The columns titled “Brand,” “Model,” Type,” and “Origin” can be sorted alphabetically A-Z or Z-A. For example, if you want to see only fixed-wing aircraft, click the small triangles near that column title and the list will reorganize as you’d expect.
If you are searching for a particular brand, sort that column. Same for Model. If you want to see only aircraft made in the USA, for example, sorting the Origin column will help.
The Heart of Affordable Aviation
Affordable means something different to almost everyone, but nearly every aircraft on the Part 103 List fits in the affordable category. All are less than $100,000 and some are less than $20,000, with a wide range in between.
Of course, since they’ve been around for 40 years, lots of used aircraft also are available.

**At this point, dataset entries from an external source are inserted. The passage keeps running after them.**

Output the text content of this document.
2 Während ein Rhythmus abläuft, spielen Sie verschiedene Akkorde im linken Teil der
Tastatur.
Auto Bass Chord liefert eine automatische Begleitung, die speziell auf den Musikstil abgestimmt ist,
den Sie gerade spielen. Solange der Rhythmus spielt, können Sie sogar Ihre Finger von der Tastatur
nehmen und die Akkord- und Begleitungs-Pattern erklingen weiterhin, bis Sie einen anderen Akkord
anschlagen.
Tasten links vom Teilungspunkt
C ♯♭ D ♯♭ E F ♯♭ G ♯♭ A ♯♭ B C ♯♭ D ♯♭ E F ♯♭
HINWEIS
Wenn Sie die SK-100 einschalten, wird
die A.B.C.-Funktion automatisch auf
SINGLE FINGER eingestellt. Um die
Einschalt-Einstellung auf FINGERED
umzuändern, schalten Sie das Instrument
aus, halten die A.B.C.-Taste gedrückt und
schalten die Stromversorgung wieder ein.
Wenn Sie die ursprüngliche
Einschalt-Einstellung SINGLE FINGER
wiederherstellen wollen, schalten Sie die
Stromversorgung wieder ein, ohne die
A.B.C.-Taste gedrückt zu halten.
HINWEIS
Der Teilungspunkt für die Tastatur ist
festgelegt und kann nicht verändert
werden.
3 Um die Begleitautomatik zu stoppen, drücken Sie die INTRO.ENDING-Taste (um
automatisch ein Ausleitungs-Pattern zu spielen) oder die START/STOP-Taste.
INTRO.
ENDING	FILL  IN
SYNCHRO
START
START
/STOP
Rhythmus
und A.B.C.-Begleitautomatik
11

Find the right aircraft for you on the list by clicking here.
Gotta Have a Two Seater?
Part 103 is strictly limited to a single seat. Not everyone will be satisfied by that constraint. Many pilots, in order to gain acceptance from their spouse or to satisfy a desire for more capability, insist they need two seats.
Of course, it’s fun to take somebody along, but how often do you actually do that?
I used to quote a survey that the Aircraft Owners and Pilots Association did for a number of years. It regularly showed the average occupancy of a GA airplane was 1.6 persons. Since GA airplanes are commonly four seaters and sometimes six seaters, that means such roomy aircraft are flown solo most of the time if the average of all flights is 1.6 persons.
If that’s true, then why do many pilots insist on a second seat in their light aircraft?
Compared to the overall expense of creating a new aircraft, the cost of adding a second seat and the necessary structure, engine power, additional fuel, and larger wing area should not, in theory, add a tremendous amount to the cost of building a two-seater.
Perhaps it’s like the amplifier for your home theater. Once you decide you’ve got to have surround sound instead of just a couple of great speakers, you might have to upgrade everything in the system to make it all work. Airplanes are no different, of course.
I’ll give my opinion because I believe it is quite common. I’ve asked hundreds of pilots at airshows about this.
I enjoy flying solo because what I like best about flying is the great view from aloft, of flying over the countryside, and observing things on the ground. Sometimes seeing what I want means banking steeply to have a closer look. I don’t do that when I’m concerned about another person in the cockpit with me. I find these flight movements more tolerable (even enjoyable) when I don’t have to worry about a person in a second seat.
That’s not to say I never want to take a passenger. Sometimes doing so can be enormously satisfying and fun.
Flying with someone may be a great way to introduce them to aviation or it might at least keep them from voting to tax your local airport out of existence.
Nonetheless, flying solo has a special pleasure and in a Part 103 ultralight, you always fly solo.
Of course, this creates some challenges to gain instruction appropriate to that Part 103 aircraft, so two seaters are necessary.
When the FAA created the Sport Pilot/Light-Sport Aircraft regulation, it scrapped existing “two-seat ultralights” for LSA. Many of the aircraft that followed are not good trainers for genuine 103 ultralights but some are, including Quicksilver 2S, M-Squared’s Breese II, or the CGS Hawk II.